We acknowledge that both are true, but in the meantime, why not deliver the tests, the medicines and the patients as efficiently as possible? There is plenty of wasted time to cut in healthcare without cutting the time normally spent between a doctor and a patient. In fact, when “engineered” correctly, efficient operations can actually increase that valuable time between clinicians and patients:

Part of what patients suffer is extended time in waiting rooms and hospital beds because the existing throughput process is “a broken down mechanism.” This is especially true in large, complex hospital environments where dozens of staff, hundreds of rooms, a multitude of equipment and numerous operational processes are required to get patients quickly and safely from point A to point B.
“Patchwork” best describes the way workflow processes, including patient throughput, have evolved over the years since the concept of hospitals was first developed.

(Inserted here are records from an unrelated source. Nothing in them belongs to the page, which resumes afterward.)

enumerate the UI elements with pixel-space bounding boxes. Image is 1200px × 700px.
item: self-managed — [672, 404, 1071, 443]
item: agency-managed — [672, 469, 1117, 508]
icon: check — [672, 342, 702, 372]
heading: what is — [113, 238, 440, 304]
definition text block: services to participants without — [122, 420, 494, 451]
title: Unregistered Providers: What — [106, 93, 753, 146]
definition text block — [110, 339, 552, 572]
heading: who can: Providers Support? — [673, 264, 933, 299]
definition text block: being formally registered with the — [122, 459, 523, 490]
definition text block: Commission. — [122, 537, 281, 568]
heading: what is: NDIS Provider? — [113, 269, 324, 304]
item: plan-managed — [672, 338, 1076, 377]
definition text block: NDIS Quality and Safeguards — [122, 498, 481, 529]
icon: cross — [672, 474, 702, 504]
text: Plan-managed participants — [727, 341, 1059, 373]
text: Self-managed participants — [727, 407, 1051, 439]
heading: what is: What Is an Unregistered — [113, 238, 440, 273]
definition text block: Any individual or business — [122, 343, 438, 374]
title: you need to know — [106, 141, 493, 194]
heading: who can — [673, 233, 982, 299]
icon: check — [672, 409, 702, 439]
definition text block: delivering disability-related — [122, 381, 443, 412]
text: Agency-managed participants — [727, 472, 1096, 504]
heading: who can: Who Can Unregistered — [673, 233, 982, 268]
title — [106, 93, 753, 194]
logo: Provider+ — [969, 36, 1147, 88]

As one renowned industrial efficiency expert said, “Talking about re-engineering healthcare assumes that it was engineered in the first place.”
It seems that the IOM study was suggesting that healthcare adopt the best of what industry has to offer and leave the rest, including the assembly line. If more medical professionals could get past the industry comparison and “peer deeply” into what advanced healthcare IT has to offer on the operational side of care delivery, I’m convinced they’ll find that it actually helps them in their mission to deliver better care to their patients.